L’iniziativa, guidata da Gianluca Pini, punta a “scongelare il vecchio partito” e a riattivare la struttura originaria della Lega Nord, accusando l’attuale gestione di aver “calpestato regolamento e statuto” e di aver impedito ogni forma di partecipazione interna. Pini sostiene che “centinaia di militanti” avrebbero già aderito e annuncia anche possibili azioni legali contro il commissariamento affidato da Salvini al deputato Igor Iezzi, accusato di aver bloccato il tesseramento e fuso le sezioni per favorire la linea sovranista.

La reazione dei salviniani è immediata e durissima. Fonti vicine al segretario parlano di “sorpresa” e attaccano frontalmente i promotori del comitato: “Coloro che hanno rischiato di uccidere la Lega ora si rifanno vivi in cerca di una poltrona. Chi ha patteggiato per corruzione è disposto a farsi carico dei 49 milioni di debiti?”. Una risposta che mostra quanto il tema del simbolo e della struttura federale resti un nervo scoperto nella storia recente del partito.

Il comitato, però, non coincide con la fronda interna che negli ultimi mesi ha chiesto a Salvini una gestione più collegiale e un ritorno alle priorità del Nord. I governatori e i dirigenti critici prendono le distanze dall’iniziativa di Pini, considerata una mossa che rischia di indebolire la battaglia interna che intendono portare avanti “per il bene del partito”. Il presidente lombardo Attilio Fontana lo dice chiaramente: “Il comitato non c’entra assolutamente niente con il discorso che stiamo portando avanti con Salvini”.

Il clima resta comunque teso. Il capogruppo al Senato Massimiliano Romeo, segretario della Lega lombarda, ha appena pubblicato un libro per raccontare il “desiderio di rinnovamento” che arriva dalla base. I governatori del Nord attendono ora il faccia a faccia con Salvini, un incontro più volte annunciato e rinviato, che dovrebbe definire la linea in vista di Pontida, appuntamento simbolico e decisivo per la leadership del segretario.

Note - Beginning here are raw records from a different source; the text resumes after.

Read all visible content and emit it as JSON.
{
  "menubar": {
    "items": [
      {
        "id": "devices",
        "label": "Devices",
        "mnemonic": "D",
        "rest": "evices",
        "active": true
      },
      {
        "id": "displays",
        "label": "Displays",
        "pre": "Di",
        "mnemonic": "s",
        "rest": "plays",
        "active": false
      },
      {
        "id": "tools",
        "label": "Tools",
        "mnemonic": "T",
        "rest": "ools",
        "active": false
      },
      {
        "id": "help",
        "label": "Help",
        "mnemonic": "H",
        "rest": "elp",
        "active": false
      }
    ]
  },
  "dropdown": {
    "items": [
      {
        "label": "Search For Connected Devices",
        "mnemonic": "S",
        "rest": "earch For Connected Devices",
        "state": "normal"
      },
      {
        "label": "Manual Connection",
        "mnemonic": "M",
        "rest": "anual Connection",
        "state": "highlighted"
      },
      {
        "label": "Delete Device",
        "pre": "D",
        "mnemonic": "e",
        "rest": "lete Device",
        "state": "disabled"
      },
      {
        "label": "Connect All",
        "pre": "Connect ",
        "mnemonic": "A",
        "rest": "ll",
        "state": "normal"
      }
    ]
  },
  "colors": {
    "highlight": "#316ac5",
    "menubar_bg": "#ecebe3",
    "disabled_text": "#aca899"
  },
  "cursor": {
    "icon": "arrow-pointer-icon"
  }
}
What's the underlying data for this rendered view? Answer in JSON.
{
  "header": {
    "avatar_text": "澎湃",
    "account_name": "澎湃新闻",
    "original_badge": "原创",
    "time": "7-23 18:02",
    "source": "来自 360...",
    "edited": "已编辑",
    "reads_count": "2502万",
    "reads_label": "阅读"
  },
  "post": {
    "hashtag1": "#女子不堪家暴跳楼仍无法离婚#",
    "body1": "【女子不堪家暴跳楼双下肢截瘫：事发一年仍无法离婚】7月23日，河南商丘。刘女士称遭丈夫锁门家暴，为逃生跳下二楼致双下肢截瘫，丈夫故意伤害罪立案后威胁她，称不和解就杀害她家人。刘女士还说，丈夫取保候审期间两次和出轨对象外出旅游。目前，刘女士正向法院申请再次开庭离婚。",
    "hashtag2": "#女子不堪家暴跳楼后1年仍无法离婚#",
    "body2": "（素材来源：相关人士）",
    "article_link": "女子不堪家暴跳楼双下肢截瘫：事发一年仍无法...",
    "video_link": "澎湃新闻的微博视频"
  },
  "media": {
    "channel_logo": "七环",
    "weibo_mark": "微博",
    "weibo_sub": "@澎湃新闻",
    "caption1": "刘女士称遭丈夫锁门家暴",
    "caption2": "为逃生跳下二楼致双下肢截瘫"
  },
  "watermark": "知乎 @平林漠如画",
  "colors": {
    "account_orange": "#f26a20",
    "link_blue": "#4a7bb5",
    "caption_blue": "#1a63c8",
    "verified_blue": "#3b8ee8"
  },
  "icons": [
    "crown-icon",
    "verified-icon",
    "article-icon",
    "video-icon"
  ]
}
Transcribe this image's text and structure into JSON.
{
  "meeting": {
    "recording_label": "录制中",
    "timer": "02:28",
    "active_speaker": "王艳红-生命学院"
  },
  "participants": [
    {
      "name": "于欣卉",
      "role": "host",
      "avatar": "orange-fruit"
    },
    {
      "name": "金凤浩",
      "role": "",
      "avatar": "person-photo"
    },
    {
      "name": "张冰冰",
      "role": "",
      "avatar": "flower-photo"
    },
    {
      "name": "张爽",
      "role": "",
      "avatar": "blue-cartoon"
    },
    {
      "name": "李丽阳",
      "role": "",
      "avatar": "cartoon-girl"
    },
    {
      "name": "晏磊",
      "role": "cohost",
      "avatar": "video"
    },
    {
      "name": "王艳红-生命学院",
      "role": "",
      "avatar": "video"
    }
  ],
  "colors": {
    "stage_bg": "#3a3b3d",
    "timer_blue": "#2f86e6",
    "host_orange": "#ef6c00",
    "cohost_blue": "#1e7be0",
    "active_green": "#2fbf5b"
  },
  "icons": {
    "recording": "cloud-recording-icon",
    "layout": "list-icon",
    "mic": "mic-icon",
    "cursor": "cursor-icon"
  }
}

Salvini, da parte sua, continua a ribadire di voler “rafforzare la squadra”, mentre le fonti a lui vicine insistono sul fatto che “il Nord chiede soluzioni e concretezza, che il governo sta dando anche grazie alla spinta della Lega e dei suoi cinque ministri lombardi”. Il senatore Claudio Borghi, tra i più fedeli al leader, invita chi ha alimentato tensioni a “riprendersi dalla sbornia estiva” e auspica che a Pontida “rinasca la Lega”, con la leadership di Salvini “da confermare”.

Il risultato è un partito attraversato da linee di frattura diverse: la fronda interna che chiede una svolta, il comitato degli ex che rivendica la Lega Nord, e la dirigenza salviniana che difende la propria strategia nazionale. Un equilibrio fragile che rende l’autunno politico del Carroccio più incerto che mai.